Sometimes the most impactful engineering work isn't about building new features—it's about fixing the infrastructure that makes everything else possible. This week we shipped a fix to our Linear MCP integration that falls squarely in that category.

What Changed

We updated our Linear MCP (Model Context Protocol) integration to use streamable_http transport instead of the previous transport method. The change was surgical—a single configuration update—but the impact was immediate.

For context: MCP is how Strug Works agents communicate with Linear to read issue details, update statuses, and post completion summaries. When that connection is flaky, agents can't close the loop on their work. Tasks complete successfully but never get marked done in Linear. Status updates vanish. The agent did its job, but the human team never knows.

Why It Matters

The streamable_http transport gives us better connection stability and more predictable error handling. Where the old transport would occasionally drop connections mid-request, streamable_http maintains persistent connections and handles network interruptions gracefully.

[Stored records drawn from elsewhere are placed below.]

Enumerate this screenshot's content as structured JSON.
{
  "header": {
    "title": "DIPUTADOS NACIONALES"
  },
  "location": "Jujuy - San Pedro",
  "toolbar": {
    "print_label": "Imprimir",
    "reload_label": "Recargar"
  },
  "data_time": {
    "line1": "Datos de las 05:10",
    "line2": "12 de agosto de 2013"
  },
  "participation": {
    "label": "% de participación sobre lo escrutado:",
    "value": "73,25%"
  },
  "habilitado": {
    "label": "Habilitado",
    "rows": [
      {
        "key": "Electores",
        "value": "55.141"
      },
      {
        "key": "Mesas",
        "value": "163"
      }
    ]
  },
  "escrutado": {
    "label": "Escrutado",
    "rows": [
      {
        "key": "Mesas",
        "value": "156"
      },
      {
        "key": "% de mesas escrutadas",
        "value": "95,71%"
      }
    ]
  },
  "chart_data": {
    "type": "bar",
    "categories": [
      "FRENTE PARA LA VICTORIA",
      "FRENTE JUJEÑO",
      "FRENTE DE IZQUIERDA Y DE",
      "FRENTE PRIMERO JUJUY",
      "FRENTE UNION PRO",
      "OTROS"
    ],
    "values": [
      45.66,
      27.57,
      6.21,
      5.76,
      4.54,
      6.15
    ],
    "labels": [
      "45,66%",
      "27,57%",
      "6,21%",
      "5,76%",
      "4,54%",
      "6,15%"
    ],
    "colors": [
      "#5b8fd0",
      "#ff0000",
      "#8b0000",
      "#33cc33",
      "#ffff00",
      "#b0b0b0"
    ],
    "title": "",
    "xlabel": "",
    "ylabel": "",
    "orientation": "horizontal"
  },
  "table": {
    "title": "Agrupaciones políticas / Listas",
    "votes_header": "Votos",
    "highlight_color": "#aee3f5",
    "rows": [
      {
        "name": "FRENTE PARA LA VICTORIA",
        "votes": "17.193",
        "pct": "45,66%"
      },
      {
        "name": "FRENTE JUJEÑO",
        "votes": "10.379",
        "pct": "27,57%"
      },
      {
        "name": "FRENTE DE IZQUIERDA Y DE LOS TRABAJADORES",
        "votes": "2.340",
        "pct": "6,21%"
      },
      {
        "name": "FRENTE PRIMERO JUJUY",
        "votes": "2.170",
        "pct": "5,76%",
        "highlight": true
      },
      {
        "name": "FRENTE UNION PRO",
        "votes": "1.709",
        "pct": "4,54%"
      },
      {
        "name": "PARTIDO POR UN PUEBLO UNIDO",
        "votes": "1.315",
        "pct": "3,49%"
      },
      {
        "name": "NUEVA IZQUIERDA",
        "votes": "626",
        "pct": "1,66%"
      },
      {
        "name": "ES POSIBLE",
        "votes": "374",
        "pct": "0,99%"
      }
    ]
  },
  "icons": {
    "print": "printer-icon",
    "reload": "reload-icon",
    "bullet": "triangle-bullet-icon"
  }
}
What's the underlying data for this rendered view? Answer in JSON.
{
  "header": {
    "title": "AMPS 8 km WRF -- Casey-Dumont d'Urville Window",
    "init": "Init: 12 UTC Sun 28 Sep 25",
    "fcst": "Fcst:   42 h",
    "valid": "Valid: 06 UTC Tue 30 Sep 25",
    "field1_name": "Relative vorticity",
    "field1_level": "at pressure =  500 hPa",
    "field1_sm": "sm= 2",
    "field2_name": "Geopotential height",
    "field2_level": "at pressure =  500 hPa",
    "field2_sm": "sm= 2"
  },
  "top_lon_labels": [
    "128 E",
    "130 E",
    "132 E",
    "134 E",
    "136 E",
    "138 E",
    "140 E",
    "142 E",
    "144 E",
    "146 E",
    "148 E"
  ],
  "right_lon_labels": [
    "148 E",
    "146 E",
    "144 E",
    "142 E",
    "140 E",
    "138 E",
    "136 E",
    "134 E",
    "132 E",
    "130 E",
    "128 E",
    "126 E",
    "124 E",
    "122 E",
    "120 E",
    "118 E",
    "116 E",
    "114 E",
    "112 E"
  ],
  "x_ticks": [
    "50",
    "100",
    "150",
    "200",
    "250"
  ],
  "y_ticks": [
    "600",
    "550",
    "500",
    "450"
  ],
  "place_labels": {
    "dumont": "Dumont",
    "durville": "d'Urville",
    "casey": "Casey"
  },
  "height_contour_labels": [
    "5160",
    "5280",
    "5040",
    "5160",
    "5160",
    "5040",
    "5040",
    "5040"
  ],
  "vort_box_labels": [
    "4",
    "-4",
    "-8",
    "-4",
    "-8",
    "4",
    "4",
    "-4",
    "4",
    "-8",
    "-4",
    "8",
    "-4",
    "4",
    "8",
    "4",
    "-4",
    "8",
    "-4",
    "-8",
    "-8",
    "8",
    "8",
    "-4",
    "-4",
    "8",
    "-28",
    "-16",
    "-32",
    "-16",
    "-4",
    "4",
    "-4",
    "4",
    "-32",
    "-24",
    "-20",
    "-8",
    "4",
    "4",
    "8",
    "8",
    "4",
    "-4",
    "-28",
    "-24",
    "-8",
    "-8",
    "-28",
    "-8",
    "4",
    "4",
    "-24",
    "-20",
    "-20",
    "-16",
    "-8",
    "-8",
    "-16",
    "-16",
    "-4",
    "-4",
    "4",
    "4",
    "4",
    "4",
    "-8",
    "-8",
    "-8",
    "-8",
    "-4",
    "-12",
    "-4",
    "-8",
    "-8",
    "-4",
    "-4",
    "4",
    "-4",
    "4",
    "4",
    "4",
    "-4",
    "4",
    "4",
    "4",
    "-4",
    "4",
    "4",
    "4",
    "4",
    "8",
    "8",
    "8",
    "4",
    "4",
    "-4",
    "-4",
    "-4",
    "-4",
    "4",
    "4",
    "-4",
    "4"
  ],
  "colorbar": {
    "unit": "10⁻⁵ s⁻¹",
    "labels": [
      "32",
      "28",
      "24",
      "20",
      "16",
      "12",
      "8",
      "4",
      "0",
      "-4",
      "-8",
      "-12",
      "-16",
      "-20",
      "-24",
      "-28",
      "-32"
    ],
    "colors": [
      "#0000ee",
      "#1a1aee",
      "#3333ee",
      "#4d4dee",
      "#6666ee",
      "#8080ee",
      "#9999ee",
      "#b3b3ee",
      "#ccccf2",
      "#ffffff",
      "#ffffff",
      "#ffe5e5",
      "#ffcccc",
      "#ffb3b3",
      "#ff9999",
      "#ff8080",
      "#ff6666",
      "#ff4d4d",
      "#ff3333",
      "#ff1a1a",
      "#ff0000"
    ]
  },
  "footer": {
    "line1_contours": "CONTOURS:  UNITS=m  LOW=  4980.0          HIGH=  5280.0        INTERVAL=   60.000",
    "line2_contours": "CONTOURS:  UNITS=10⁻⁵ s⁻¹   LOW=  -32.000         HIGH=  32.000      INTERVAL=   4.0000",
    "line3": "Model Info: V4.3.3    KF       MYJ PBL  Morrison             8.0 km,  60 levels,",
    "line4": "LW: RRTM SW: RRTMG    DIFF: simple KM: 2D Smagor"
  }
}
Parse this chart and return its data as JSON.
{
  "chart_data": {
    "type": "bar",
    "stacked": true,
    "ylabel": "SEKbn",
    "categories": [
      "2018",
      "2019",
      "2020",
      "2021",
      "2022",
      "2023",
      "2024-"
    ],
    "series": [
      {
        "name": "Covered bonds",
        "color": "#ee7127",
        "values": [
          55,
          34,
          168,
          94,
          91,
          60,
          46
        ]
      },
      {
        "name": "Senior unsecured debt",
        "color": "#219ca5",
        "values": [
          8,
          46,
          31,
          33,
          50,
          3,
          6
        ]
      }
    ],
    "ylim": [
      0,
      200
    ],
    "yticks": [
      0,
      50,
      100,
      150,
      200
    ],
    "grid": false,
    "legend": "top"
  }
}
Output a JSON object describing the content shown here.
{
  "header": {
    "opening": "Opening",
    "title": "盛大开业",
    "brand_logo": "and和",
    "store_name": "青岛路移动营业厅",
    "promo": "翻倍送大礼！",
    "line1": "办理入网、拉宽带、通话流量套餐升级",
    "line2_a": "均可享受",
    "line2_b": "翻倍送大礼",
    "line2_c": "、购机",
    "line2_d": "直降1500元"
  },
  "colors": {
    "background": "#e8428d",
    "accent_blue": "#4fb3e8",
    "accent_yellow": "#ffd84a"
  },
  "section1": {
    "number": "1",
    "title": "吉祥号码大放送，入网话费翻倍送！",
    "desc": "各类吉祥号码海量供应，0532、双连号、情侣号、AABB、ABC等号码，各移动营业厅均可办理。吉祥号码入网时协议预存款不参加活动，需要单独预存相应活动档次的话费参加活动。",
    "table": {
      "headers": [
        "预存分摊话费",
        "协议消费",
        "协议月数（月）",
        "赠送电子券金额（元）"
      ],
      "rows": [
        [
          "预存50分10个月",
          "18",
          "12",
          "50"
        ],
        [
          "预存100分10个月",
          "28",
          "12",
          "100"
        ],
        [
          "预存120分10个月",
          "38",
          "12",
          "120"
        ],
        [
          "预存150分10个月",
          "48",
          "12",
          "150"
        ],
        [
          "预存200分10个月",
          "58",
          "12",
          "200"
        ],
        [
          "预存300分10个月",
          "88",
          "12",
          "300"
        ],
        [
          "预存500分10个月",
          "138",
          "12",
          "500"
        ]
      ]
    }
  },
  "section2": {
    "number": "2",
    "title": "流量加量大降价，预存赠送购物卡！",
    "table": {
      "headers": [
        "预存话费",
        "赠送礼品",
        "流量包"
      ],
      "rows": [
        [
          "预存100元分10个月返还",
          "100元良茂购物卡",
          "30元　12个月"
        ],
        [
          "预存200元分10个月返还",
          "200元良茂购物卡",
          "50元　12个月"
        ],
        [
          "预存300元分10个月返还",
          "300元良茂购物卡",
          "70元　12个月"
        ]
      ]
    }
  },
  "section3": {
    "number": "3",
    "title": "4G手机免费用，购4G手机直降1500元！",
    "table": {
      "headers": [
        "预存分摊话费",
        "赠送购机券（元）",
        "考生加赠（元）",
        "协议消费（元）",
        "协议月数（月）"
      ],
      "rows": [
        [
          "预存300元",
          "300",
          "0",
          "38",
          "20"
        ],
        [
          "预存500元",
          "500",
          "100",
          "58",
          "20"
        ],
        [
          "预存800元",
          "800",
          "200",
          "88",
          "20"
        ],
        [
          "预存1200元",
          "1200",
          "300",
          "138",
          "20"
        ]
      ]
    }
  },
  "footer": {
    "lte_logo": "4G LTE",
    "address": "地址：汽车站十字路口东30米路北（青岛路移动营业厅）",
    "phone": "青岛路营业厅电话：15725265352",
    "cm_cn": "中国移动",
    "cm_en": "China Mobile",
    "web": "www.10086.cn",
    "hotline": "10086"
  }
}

This matters because reliability compounds. When agents can't reliably update Linear, engineering teams lose trust in the automation. They start double-checking every status. They hesitate to dispatch new work. The entire value proposition of autonomous agents—that they handle the full lifecycle—breaks down.

We're building infrastructure for teams that want to trust their AI agents with real work. That requires boring reliability. The streamable_http transport gives us exactly that: fewer surprises, clearer error messages, and connections that stay up.

What's Next

This fix is part of a broader integration stability push. We're auditing all external service connections—GitHub, Sanity, Supabase—to ensure they use the most reliable transport and retry strategies available.

We're also building better observability around these connections. When a Linear update fails, we want Strug Central to surface that immediately—not as a cryptic error in logs, but as a clear signal in the Strug Stream that agents and humans can both act on.

The goal is simple: make integration failures visible and recoverable. Agents should know when they can't update Linear, humans should see it in real-time, and both should have a clear path to resolution. That's the kind of infrastructure that lets teams scale their trust in autonomous agents.